Two nil… and you f**ked it up

This week’s Monday Night Football in the Premier League featured a Midlands derby between West Bromwich Albion and Aston Villa. It is a rivalry steeped in history, so much so that many Albion fans consider Villa, rather than Wolverhampton Wanderers, to be their main local rivals. The two clubs first met in a Staffordshire Senior cup tie in 1882. Both were founder members of the Football League in 1888 and contested three FA Cup Finals during the 19th Century. Hostilities ceased somewhat during the 1990s, when Albion were permanently outside the top division, but have been renewed since then.

For some reason, the Sky Sports commentators insisted on telling us that these were the only two Midlands teams playing in the Premier League this season; where they think Stoke is, I’m not too sure. It was another of those games that was great for the neutral, but tense for those who support either side. Shane Long scored twice to put West Bromwich Albion 2–0 up after just 11 minutes, but Villa replied with second half strikes from El Ahmadi and Westwood to even it up, and the match finished 2–2.

“Two nil… and you f**ked it up”, sang the Villa fans, thereby giving no credit to their own team for battling back into the game. Nevertheless, they have a point. No matter what the situation or opposition, surrendering a two goal lead in football is a cardinal sin. They should know, as the result was a mirror image of the last time the teams met, when it was Albion who salvaged a draw from two down.

As a fan of West Bromwich Albion, I remember hearing on several occasions from fellow supporters how the Baggies are famous for blowing two goal leads. Probably the most well known example is the 1967 League Cup Final at Wembley. Albion, at that time playing in the old First Division as well as being the reigning cup holders, had a 2–0 half-time lead over Third Division Queens Park Rangers, thanks to a brace from Clive Clark. The second half was a different story, however. Morgan, Marsh and Lazarus scored for QPR, who won 3–2 and lifted the trophy.

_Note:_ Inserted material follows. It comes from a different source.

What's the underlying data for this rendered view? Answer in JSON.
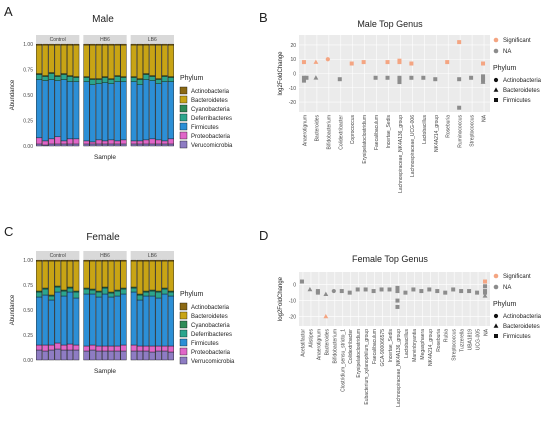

Typical Albion you might say, but is it? Are they really any better or worse than other teams in this respect? It would be interesting to know which teams in English football have lost the most two goal cushions in games they have failed to win. It could be a tough question to answer. Through reference books and websites, it is relatively easy to find all the results of old games. What is more difficult is discovering the order in which the goals were scored, particularly so for older games. I’ll have to get back to you on that one.